Sainsbury’s is taking on Tesco’s. The issue is do with the Price Promise made by the supermarkets. The Advertising Standards Association has sided with Tesco saying that a comparison can be made between products purely on the basis of price. Sainsbury’s says that this is misleading, and that ethical considerations should be taken into account as well – otherwise you are not comparing apples with apples, or bananas with bananas.
Sainsbury’s has done the research to show that their customers are interested in where food comes from, and will make purchasing decisions on that basis. 84% of people surveyed who expressed a view agreed that ‘where and how my food is produced are important factors to me in my buying decisions’. Of the total of people surveyed, 24% of people neither agreed or disagreed, 64% agreed and 16% agreed – so for 2/3rds of people it is important.

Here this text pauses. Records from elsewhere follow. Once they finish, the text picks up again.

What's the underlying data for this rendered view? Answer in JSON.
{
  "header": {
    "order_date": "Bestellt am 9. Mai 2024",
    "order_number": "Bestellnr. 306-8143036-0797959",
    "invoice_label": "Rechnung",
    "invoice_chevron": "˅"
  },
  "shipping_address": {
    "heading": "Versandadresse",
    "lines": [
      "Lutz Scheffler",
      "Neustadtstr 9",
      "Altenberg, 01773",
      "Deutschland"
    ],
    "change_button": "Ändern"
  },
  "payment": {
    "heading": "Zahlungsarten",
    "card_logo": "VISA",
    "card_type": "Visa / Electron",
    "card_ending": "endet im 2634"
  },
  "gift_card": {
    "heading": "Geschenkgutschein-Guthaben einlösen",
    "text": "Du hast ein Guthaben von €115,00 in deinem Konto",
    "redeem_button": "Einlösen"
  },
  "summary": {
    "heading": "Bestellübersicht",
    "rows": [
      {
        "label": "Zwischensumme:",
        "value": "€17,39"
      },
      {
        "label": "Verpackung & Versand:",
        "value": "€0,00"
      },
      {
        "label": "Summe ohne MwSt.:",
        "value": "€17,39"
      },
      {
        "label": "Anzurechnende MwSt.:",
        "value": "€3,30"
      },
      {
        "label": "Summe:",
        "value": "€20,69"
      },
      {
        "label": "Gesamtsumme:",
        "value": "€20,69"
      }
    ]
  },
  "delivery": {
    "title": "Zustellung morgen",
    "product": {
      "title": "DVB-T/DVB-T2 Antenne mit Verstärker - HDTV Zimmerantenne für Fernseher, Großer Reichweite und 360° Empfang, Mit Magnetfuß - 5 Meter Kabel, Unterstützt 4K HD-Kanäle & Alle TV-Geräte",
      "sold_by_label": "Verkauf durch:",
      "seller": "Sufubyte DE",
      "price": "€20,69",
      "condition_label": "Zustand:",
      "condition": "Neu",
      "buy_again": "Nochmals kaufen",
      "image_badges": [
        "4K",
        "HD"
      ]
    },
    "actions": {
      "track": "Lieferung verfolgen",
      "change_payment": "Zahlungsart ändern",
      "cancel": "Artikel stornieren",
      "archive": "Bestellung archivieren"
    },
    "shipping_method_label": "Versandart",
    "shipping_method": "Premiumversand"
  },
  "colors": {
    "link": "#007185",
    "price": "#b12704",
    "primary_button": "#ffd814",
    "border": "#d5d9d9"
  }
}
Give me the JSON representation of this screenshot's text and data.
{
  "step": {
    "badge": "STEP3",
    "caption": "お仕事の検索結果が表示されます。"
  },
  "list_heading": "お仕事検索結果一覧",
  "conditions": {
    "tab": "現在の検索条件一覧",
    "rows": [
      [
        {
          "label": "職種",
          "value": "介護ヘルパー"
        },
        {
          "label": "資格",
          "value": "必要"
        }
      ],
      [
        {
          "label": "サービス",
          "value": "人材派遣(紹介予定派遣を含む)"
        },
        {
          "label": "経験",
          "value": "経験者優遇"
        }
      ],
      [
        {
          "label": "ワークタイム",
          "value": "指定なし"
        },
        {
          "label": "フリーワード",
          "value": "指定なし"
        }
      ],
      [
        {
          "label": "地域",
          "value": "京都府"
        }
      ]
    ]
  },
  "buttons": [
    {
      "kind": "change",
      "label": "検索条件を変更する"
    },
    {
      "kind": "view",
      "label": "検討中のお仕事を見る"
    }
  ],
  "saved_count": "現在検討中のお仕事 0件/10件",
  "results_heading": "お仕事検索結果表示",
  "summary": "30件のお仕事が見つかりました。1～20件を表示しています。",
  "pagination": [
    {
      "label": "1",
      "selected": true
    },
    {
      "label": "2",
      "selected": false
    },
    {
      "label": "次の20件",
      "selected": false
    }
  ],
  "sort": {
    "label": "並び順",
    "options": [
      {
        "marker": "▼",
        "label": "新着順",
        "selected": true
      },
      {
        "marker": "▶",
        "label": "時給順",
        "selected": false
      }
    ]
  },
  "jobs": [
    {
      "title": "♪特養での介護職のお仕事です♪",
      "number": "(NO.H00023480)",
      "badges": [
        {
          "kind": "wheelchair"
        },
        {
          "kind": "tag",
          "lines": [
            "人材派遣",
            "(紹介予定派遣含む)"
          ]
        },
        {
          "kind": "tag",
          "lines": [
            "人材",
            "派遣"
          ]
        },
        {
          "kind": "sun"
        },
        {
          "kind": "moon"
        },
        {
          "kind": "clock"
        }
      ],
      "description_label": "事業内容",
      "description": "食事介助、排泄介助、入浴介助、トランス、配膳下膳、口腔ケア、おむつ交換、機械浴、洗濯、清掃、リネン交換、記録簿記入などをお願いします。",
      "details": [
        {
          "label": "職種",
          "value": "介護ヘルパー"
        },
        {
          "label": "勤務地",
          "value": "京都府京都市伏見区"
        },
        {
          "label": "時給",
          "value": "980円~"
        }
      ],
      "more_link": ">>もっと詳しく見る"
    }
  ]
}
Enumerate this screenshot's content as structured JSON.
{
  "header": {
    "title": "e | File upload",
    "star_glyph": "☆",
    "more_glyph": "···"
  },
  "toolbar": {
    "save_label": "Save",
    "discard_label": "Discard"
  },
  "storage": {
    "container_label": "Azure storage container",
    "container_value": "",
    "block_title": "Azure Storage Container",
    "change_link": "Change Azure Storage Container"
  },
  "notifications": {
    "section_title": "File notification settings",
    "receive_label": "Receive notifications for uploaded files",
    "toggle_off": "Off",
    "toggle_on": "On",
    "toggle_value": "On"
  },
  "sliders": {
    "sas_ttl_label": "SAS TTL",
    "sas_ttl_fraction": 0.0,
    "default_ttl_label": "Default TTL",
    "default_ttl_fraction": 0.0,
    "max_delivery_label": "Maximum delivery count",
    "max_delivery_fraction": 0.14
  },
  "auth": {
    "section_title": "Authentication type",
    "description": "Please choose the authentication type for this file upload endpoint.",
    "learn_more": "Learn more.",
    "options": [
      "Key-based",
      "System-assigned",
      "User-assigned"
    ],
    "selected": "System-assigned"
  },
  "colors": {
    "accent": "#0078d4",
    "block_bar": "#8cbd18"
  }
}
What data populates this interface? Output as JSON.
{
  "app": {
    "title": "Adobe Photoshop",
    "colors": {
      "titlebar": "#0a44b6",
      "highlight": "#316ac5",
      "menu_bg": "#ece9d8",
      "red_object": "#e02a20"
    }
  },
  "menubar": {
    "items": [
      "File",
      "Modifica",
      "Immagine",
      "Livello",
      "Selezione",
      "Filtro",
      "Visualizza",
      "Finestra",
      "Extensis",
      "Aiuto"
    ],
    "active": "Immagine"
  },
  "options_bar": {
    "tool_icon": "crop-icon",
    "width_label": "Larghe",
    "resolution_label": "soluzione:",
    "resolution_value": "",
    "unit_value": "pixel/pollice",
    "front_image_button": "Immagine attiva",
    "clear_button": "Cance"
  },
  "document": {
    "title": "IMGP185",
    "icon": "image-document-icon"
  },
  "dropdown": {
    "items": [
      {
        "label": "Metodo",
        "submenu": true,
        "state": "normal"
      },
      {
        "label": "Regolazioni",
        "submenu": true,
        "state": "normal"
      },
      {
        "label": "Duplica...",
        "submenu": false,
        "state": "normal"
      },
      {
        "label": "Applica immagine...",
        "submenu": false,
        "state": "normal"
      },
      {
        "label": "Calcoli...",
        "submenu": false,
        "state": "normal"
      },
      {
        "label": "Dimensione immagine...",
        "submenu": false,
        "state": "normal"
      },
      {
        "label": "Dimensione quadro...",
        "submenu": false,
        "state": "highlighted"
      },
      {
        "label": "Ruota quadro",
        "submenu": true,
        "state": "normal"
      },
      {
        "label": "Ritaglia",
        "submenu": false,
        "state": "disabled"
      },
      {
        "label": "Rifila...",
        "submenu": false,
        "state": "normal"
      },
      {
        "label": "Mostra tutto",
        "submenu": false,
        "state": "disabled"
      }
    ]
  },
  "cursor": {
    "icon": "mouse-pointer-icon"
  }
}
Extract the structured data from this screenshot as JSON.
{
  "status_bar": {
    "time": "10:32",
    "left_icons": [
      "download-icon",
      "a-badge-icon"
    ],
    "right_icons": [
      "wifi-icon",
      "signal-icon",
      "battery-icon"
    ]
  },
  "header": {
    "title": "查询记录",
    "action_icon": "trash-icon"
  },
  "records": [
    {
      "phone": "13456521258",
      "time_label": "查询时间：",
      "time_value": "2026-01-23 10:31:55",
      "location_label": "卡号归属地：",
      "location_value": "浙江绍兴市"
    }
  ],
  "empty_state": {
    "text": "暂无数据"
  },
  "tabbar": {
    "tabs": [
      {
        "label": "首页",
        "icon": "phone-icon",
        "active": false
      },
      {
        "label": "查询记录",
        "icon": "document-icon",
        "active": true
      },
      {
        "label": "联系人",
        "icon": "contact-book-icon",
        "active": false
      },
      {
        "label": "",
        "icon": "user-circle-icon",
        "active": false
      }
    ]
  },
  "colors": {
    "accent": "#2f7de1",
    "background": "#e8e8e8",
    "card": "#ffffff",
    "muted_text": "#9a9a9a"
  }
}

Price is important, but it is not everything. We need to get away from the mindset of always driving down to the bottom line. At the recent sustainable consumption conference hosted by L’Oréal in Paris, a representative from Pepsi Co asked people in the audience if price was their main motivation behind their purchases – and when everyone in the audience didn’t put up their hand, he asked ‘why not?’ One of the other panelists tried to explain to him that price wasn’t everything, that she liked to make purchases in line with her values as well.
Good luck to Sainsbury’s in the Judicial Review. As brands talk about sustainable consumption and behaviour change, they themselves need to make a stand for what they know is right. And in doing so, they will appeal to those consumers who share their values. That is one of the values of values.